A coalition of neighborhood organizations and Perpetual Federal Savings and Loan Association have signed a "good neighbor" agreement, apparently removing major obstacles to the opening of a new Perpetual branch office at 18th and Columbia Road NW.

In return for Perpetual's agreement to tailor loan policies to help meet the needs of the area's relatively less affluent residents and to take other steps requested by the community, the neighborhood groups say they will forward a letter to the Federal Home Loan Bank Board saying that conditions for withdrawing the opposition to the branch's opening have been met.

"My feeling would be that this should clear most of the obstacles out of the way," said Perpetual president Thomas J. Owen Action by the FHLBB, which must approve the branch opening, has been delayed because of objections from the Adams Morgan Organization and the Adams - Morgan and Mount Pleasant Advisory Neighborhood Commissions.

Opponents of the proposed branch contended that Perpetual's record of making loans in the area encouraged renovation at the expense of longterm residents because the savings and loan was not hospitable to loan applications by poorer residents.Perpetual had defended both its record and motives.

The agreement between Perpetual and the community groups, the result of months of negotiations, includes a promise by Perpetual to provide home loans for as much as 90 per cent of the purchase price,a policy expected to make it easier for less affluent families to buy homes in the area, which is changing character rapidly.

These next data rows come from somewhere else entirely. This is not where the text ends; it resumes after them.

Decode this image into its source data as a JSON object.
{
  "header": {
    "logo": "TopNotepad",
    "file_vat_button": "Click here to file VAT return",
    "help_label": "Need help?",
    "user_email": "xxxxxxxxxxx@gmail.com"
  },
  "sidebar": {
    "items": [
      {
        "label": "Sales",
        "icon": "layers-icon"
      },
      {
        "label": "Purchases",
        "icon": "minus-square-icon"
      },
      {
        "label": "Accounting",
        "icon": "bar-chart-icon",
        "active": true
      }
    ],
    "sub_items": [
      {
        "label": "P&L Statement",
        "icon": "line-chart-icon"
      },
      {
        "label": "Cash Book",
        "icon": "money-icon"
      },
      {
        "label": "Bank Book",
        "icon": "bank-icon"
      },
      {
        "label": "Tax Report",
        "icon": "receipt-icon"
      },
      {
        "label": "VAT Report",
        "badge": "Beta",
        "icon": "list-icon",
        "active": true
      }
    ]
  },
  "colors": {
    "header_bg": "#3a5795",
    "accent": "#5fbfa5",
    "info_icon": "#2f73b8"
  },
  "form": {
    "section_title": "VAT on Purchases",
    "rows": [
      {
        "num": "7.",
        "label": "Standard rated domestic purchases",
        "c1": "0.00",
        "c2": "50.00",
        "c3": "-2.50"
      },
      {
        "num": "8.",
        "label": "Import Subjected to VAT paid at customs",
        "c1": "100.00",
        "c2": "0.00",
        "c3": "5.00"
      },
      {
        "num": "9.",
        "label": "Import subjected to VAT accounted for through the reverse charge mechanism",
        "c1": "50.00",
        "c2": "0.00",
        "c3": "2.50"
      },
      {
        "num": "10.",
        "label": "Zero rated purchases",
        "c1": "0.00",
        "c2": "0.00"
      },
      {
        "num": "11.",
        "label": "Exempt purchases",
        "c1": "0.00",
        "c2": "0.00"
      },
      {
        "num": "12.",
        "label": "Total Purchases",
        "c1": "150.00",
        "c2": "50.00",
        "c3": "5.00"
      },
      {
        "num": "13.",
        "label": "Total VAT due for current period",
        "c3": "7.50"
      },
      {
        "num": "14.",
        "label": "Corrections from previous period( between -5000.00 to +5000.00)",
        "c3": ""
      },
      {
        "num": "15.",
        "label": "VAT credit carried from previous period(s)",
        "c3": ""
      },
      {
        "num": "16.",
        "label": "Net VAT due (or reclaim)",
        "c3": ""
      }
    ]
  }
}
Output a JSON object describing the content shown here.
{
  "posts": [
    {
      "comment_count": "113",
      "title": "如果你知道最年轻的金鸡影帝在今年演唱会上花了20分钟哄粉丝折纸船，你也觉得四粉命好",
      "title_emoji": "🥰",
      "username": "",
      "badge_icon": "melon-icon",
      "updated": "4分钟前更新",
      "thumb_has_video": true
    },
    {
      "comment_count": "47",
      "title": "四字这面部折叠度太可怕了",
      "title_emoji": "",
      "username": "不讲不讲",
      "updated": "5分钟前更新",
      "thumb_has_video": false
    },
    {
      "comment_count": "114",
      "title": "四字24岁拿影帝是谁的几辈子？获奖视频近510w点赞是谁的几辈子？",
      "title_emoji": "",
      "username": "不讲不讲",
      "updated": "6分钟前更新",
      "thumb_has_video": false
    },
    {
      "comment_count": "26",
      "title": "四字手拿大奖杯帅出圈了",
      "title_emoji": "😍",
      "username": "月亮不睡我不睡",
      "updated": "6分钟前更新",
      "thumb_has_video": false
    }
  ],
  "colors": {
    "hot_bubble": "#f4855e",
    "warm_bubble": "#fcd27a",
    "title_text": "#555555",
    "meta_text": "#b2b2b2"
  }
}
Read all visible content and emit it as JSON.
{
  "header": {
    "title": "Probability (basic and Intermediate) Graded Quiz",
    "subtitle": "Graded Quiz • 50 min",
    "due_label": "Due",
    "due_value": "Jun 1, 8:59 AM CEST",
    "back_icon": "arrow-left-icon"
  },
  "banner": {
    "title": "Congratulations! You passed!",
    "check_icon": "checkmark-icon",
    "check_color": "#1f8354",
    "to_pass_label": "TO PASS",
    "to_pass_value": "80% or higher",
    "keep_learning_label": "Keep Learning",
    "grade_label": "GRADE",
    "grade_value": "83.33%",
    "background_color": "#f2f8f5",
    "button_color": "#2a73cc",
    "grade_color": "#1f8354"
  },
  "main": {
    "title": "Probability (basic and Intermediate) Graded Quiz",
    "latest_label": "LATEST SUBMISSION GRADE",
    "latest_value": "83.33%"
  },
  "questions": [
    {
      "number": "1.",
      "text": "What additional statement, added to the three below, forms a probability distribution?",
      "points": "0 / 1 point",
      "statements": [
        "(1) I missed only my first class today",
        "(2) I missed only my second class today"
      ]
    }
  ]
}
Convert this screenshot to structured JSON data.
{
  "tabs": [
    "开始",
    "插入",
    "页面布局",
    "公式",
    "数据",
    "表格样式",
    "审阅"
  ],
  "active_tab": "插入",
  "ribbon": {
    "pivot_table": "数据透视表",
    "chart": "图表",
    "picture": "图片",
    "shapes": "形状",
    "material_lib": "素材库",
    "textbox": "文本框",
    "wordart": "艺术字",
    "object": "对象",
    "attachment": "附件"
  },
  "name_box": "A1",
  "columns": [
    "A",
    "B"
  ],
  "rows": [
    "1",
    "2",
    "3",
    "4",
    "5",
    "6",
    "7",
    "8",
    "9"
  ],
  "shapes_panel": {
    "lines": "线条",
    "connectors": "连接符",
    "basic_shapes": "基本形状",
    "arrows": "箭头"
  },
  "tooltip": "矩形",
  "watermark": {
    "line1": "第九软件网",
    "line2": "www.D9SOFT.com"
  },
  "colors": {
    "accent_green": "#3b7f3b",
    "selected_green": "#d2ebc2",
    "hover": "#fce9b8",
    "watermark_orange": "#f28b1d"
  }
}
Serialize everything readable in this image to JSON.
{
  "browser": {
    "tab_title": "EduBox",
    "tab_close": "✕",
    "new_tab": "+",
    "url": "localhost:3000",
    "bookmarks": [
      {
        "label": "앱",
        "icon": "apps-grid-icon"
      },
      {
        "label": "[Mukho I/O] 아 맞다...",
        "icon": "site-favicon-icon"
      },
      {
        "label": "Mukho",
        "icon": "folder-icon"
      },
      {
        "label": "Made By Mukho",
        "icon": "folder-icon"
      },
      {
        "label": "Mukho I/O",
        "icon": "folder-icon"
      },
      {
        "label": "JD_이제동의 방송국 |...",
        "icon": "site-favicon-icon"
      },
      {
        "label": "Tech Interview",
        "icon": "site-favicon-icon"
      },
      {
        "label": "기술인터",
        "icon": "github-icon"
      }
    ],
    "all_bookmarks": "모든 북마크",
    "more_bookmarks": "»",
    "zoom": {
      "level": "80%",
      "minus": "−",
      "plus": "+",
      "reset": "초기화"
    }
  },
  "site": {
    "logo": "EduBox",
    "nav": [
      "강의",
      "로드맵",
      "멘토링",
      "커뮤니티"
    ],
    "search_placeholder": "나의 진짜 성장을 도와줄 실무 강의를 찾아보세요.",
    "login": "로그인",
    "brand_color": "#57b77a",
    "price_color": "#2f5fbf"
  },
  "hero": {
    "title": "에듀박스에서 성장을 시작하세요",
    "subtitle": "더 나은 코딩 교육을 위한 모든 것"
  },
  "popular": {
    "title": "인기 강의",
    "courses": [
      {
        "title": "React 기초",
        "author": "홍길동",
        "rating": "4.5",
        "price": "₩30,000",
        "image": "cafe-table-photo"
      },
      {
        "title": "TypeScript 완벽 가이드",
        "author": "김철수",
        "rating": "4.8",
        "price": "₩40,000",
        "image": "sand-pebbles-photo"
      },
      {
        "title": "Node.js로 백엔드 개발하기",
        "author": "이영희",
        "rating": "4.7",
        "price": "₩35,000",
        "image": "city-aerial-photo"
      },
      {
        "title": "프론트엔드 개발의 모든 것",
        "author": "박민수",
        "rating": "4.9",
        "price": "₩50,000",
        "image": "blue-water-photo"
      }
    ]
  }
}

Perpetual also agreed to provide "wraparound" loans for both the cost of a home and any necessary reconstruction and to help facilitate loans for cooperative apartment projects. Other features were an agreement to hire bilingual staff for the branch to accommodate the needs of the area's concentration of Spanish - speaking families and to establish a branch advisory committee made up of representatives from the area served by the branch and from Perpetual.

"This is extremely historic," said John Jones, executive director of the Adams Morgan Organization. "This is the first time a community has entered into negotiations led to an agreement which could be a model for other communities across the nation, said Jones. He praised the savings and loan association for its willingness to sit down and negotiate, and attorney John Brown, who represented the community groups, for his work on the agreement.

The objections to the establishment of the branch, Perpetual's 11th, and subsequent negotiations were "born out of great suspicion on the part of the community" that was unwarranted, said Owen. Out of the process, "I think everybody understands each other a lot more," he said.

Perpetual had been surprised by the extent of the opposition, he said. Owen said he had met with community groups as soon as he signed a contract for land in the area and within the 10 days he had to decide whether to go forward with the contract. Hearing no major objections then, he proceeded, he said. Later, opposition "mushroomed."